Note that what has been described as CVD gas so far means a mixed gas of a reaction gas and a buffer used as necessary.

In addition, even when the intersecting wirings are made of different materials (for example, the lower layer is polycrystalline SL wiring and the upper layer phantom wiring), and even when different lasers are used to form each of the intersecting wirings and the insulating layer, Included in the present invention.

〔Effect of the invention〕

According to the present invention, it is possible to connect arbitrary locations on an LSI chip while crossing a plurality of wires without short-circuiting them, so that if a defect exists in a semiconductor device, the defective location can be reliably identified.

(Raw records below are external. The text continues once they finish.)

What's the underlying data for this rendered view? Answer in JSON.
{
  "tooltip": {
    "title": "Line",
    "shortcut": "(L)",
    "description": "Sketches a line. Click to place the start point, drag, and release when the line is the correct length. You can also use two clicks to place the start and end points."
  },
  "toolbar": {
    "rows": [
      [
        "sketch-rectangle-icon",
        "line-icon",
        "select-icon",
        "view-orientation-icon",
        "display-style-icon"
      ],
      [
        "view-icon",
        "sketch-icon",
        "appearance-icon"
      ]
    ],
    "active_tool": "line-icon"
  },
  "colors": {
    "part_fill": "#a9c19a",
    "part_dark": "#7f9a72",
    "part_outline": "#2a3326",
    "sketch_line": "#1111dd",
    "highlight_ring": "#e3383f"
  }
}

Furthermore, even when repairing to ensure perfect operation, there is virtually no limit to the number of defects in the wiring.

[Brief explanation of drawings]

FIG. 1 is a diagram for explaining the procedure of the laser processing method of the present invention, and FIG. 2 is a diagram for explaining the procedure of another embodiment. 1...S=substrate, 2...5LO2 film, 5...wiring layer, 4...passivation film, 5...CVD gas for depositing wiring material, 6...window Part, 7... Laser light, 8.11... Additional wiring, 10... Insulating film, 1
3... Oxide film. , 7 => Representative Patent Attorney Katsuo Ogawa -, 7' No. 1
Figure 2

Claims (1)

Claims: 1. A wiring method for a semiconductor device, characterized in that wiring is formed on the surface of the semiconductor device by laser CVD, and an insulating film is locally formed between the crossing wirings. 2. The wiring method for a semiconductor device according to claim 1, wherein the insulating film is locally formed by laser CVD. 3. The method for adding wires to a semiconductor device according to claim 1, wherein one surface of the intersecting wires is oxidized by laser heating in an oxidizing atmosphere.